In the late 1990’s Pondick made her first hybrid sculptures marrying her own bodily fragments with animals or trees. This exhibition includes sculptures where Pondick integrates her own head and hands with tree forms using hand modeling, computer technology, and ancient casting techniques. Fluidly integrating the hand modeling with a wide range of cutting edge technologies, Pondick makes pieces that are so highly articulated they are technical tours de force. She sees technology as providing tools for her exploration in pursuit of the imagistic, the metaphoric and the psychologically suggestive.
As in Bernini’s Apollo and Daphne, Pondick makes a relationship between the human figure and tree forms, evoking bodily feeling and psychological content that shows up in historical mythological subjects. Ginko’s cluster of hands with their palms face up make gestures of receiving, wanting, and yearning that seem to emerge from the branches of the tree. Head in Tree makes powerful relationships between its “umbilical” roots, spine-like trunk, branches, and deeply concentrating head. In Head in Tree, Ginko and Dwarfed Pine, all cast in metal, the transitions between the human and tree forms are so convincing the pieces look as if nature made them.
Bodily feeling is also strongly evoked in Pillow Head, in ways that suggest birth, attachment, tenderness, comfort, and love. Pillow Head, cast in bronze and painted, looks simultaneously soft and as if it is made of porcelain.
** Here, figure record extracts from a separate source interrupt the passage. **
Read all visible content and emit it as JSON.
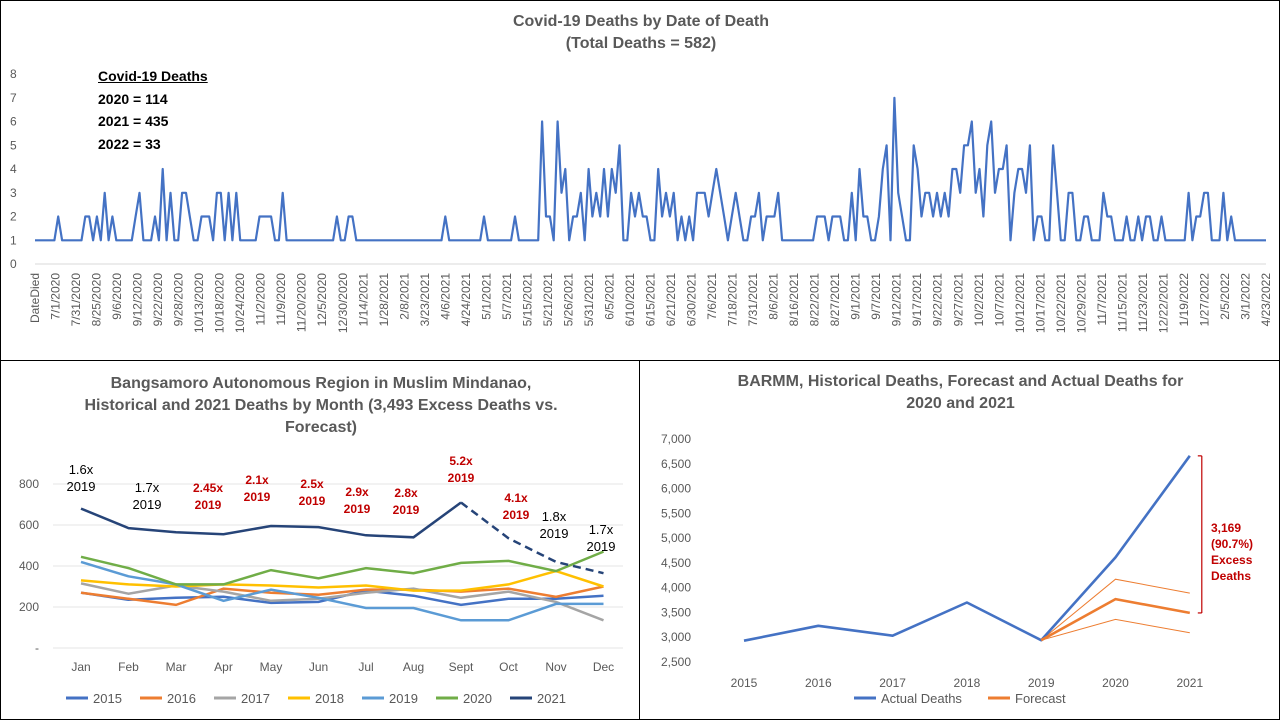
{
  "chart_data": [
    {
      "type": "line",
      "title": "Covid-19 Deaths by Date of Death",
      "subtitle": "(Total Deaths = 582)",
      "ylim": [
        0,
        8
      ],
      "y_ticks": [
        "0",
        "1",
        "2",
        "3",
        "4",
        "5",
        "6",
        "7",
        "8"
      ],
      "x_tick_labels": [
        "DateDied",
        "7/1/2020",
        "7/31/2020",
        "8/25/2020",
        "9/6/2020",
        "9/12/2020",
        "9/22/2020",
        "9/28/2020",
        "10/13/2020",
        "10/18/2020",
        "10/24/2020",
        "11/2/2020",
        "11/9/2020",
        "11/20/2020",
        "12/5/2020",
        "12/30/2020",
        "1/14/2021",
        "1/28/2021",
        "2/8/2021",
        "3/23/2021",
        "4/6/2021",
        "4/24/2021",
        "5/1/2021",
        "5/7/2021",
        "5/15/2021",
        "5/21/2021",
        "5/26/2021",
        "5/31/2021",
        "6/5/2021",
        "6/10/2021",
        "6/15/2021",
        "6/21/2021",
        "6/30/2021",
        "7/6/2021",
        "7/18/2021",
        "7/31/2021",
        "8/6/2021",
        "8/16/2021",
        "8/22/2021",
        "8/27/2021",
        "9/1/2021",
        "9/7/2021",
        "9/12/2021",
        "9/17/2021",
        "9/22/2021",
        "9/27/2021",
        "10/2/2021",
        "10/7/2021",
        "10/12/2021",
        "10/17/2021",
        "10/22/2021",
        "10/29/2021",
        "11/7/2021",
        "11/15/2021",
        "11/23/2021",
        "12/22/2021",
        "1/19/2022",
        "1/27/2022",
        "2/5/2022",
        "3/1/2022",
        "4/23/2022"
      ],
      "values": [
        1,
        1,
        1,
        1,
        1,
        1,
        2,
        1,
        1,
        1,
        1,
        1,
        1,
        2,
        2,
        1,
        2,
        1,
        3,
        1,
        2,
        1,
        1,
        1,
        1,
        1,
        2,
        3,
        1,
        1,
        1,
        2,
        1,
        4,
        1,
        3,
        1,
        1,
        3,
        3,
        2,
        1,
        1,
        2,
        2,
        2,
        1,
        3,
        3,
        1,
        3,
        1,
        3,
        1,
        1,
        1,
        1,
        1,
        2,
        2,
        2,
        2,
        1,
        1,
        3,
        1,
        1,
        1,
        1,
        1,
        1,
        1,
        1,
        1,
        1,
        1,
        1,
        1,
        2,
        1,
        1,
        2,
        2,
        1,
        1,
        1,
        1,
        1,
        1,
        1,
        1,
        1,
        1,
        1,
        1,
        1,
        1,
        1,
        1,
        1,
        1,
        1,
        1,
        1,
        1,
        1,
        2,
        1,
        1,
        1,
        1,
        1,
        1,
        1,
        1,
        1,
        2,
        1,
        1,
        1,
        1,
        1,
        1,
        1,
        2,
        1,
        1,
        1,
        1,
        1,
        1,
        6,
        2,
        2,
        1,
        6,
        3,
        4,
        1,
        2,
        2,
        3,
        1,
        4,
        2,
        3,
        2,
        4,
        2,
        4,
        3,
        5,
        1,
        1,
        3,
        2,
        3,
        2,
        2,
        1,
        1,
        4,
        2,
        3,
        2,
        3,
        1,
        2,
        1,
        2,
        1,
        3,
        3,
        3,
        2,
        3,
        4,
        3,
        2,
        1,
        2,
        3,
        2,
        1,
        1,
        2,
        2,
        3,
        1,
        2,
        2,
        2,
        3,
        1,
        1,
        1,
        1,
        1,
        1,
        1,
        1,
        1,
        2,
        2,
        2,
        1,
        2,
        2,
        2,
        1,
        1,
        3,
        1,
        4,
        2,
        2,
        1,
        1,
        2,
        4,
        5,
        1,
        7,
        3,
        2,
        1,
        1,
        5,
        4,
        2,
        3,
        3,
        2,
        3,
        2,
        3,
        2,
        4,
        4,
        3,
        5,
        5,
        6,
        3,
        4,
        2,
        5,
        6,
        3,
        4,
        4,
        5,
        1,
        3,
        4,
        4,
        3,
        5,
        1,
        2,
        2,
        1,
        1,
        5,
        3,
        1,
        1,
        3,
        3,
        1,
        1,
        2,
        2,
        1,
        1,
        1,
        3,
        2,
        2,
        1,
        1,
        1,
        2,
        1,
        1,
        2,
        1,
        2,
        2,
        1,
        1,
        2,
        1,
        1,
        1,
        1,
        1,
        1,
        3,
        1,
        2,
        2,
        3,
        3,
        1,
        1,
        1,
        3,
        1,
        2,
        1,
        1,
        1,
        1,
        1,
        1,
        1,
        1,
        1
      ],
      "annotation": {
        "title": "Covid-19 Deaths",
        "lines": [
          "2020 = 114",
          "2021 = 435",
          "2022 = 33"
        ]
      },
      "colors": {
        "line": "#4472c4"
      }
    },
    {
      "type": "line",
      "title_lines": [
        "Bangsamoro Autonomous Region in Muslim Mindanao,",
        "Historical and 2021 Deaths by Month (3,493 Excess Deaths vs.",
        "Forecast)"
      ],
      "categories": [
        "Jan",
        "Feb",
        "Mar",
        "Apr",
        "May",
        "Jun",
        "Jul",
        "Aug",
        "Sept",
        "Oct",
        "Nov",
        "Dec"
      ],
      "y_ticks": [
        "-",
        "200",
        "400",
        "600",
        "800"
      ],
      "ylim": [
        0,
        800
      ],
      "series": [
        {
          "name": "2015",
          "color": "#4472c4",
          "values": [
            270,
            235,
            245,
            250,
            220,
            225,
            280,
            255,
            210,
            240,
            240,
            255
          ]
        },
        {
          "name": "2016",
          "color": "#ed7d31",
          "values": [
            270,
            240,
            210,
            290,
            270,
            260,
            285,
            285,
            275,
            290,
            250,
            300
          ]
        },
        {
          "name": "2017",
          "color": "#a5a5a5",
          "values": [
            315,
            265,
            305,
            275,
            230,
            240,
            270,
            290,
            245,
            275,
            225,
            135
          ]
        },
        {
          "name": "2018",
          "color": "#ffc000",
          "values": [
            330,
            310,
            300,
            310,
            305,
            295,
            305,
            280,
            280,
            310,
            375,
            300
          ]
        },
        {
          "name": "2019",
          "color": "#5b9bd5",
          "values": [
            420,
            350,
            310,
            230,
            285,
            245,
            195,
            195,
            135,
            135,
            215,
            215
          ]
        },
        {
          "name": "2020",
          "color": "#70ad47",
          "values": [
            445,
            390,
            310,
            310,
            380,
            340,
            390,
            365,
            415,
            425,
            375,
            470
          ]
        },
        {
          "name": "2021",
          "color": "#264478",
          "values": [
            680,
            585,
            565,
            555,
            595,
            590,
            550,
            540,
            710,
            535,
            420,
            365
          ],
          "dashed_from_index": 8
        }
      ],
      "annotations": [
        {
          "text": [
            "1.6x",
            "2019"
          ],
          "red": false
        },
        {
          "text": [
            "1.7x",
            "2019"
          ],
          "red": false
        },
        {
          "text": [
            "2.45x",
            "2019"
          ],
          "red": true
        },
        {
          "text": [
            "2.1x",
            "2019"
          ],
          "red": true
        },
        {
          "text": [
            "2.5x",
            "2019"
          ],
          "red": true
        },
        {
          "text": [
            "2.9x",
            "2019"
          ],
          "red": true
        },
        {
          "text": [
            "2.8x",
            "2019"
          ],
          "red": true
        },
        {
          "text": [
            "5.2x",
            "2019"
          ],
          "red": true
        },
        {
          "text": [
            "4.1x",
            "2019"
          ],
          "red": true
        },
        {
          "text": [
            "1.8x",
            "2019"
          ],
          "red": false
        },
        {
          "text": [
            "1.7x",
            "2019"
          ],
          "red": false
        }
      ]
    },
    {
      "type": "line",
      "title_lines": [
        "BARMM, Historical Deaths, Forecast and Actual Deaths for",
        "2020 and 2021"
      ],
      "categories": [
        "2015",
        "2016",
        "2017",
        "2018",
        "2019",
        "2020",
        "2021"
      ],
      "y_ticks": [
        "2,500",
        "3,000",
        "3,500",
        "4,000",
        "4,500",
        "5,000",
        "5,500",
        "6,000",
        "6,500",
        "7,000"
      ],
      "ylim": [
        2500,
        7000
      ],
      "series": [
        {
          "name": "Actual Deaths",
          "color": "#4472c4",
          "values": [
            2930,
            3230,
            3030,
            3700,
            2940,
            4610,
            6660
          ]
        },
        {
          "name": "Forecast",
          "color": "#ed7d31",
          "values": [
            null,
            null,
            null,
            null,
            2940,
            3770,
            3490
          ]
        }
      ],
      "forecast_bounds": {
        "upper": [
          null,
          null,
          null,
          null,
          2940,
          4170,
          3890
        ],
        "lower": [
          null,
          null,
          null,
          null,
          2940,
          3360,
          3090
        ]
      },
      "callout": [
        "3,169",
        "(90.7%)",
        "Excess",
        "Deaths"
      ],
      "colors": {
        "callout": "#c00000"
      }
    }
  ]
}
Since 1998 Pondick has been working with the same head, originally taken from a life cast but altered for each sculpture. This exhibition includes recent, intimately scaled drawings, where the artist uses her head as a starting point, distorting its form, mutating it to the point where the original, drawn from the life cast has all but disappeared. The drawings are layered in ways that show ghosts of the history of their making.
Born in 1952, the artist lives and works in New York. She studied at Queens College in New York and the Yale University School of Art in New Haven, Connecticut.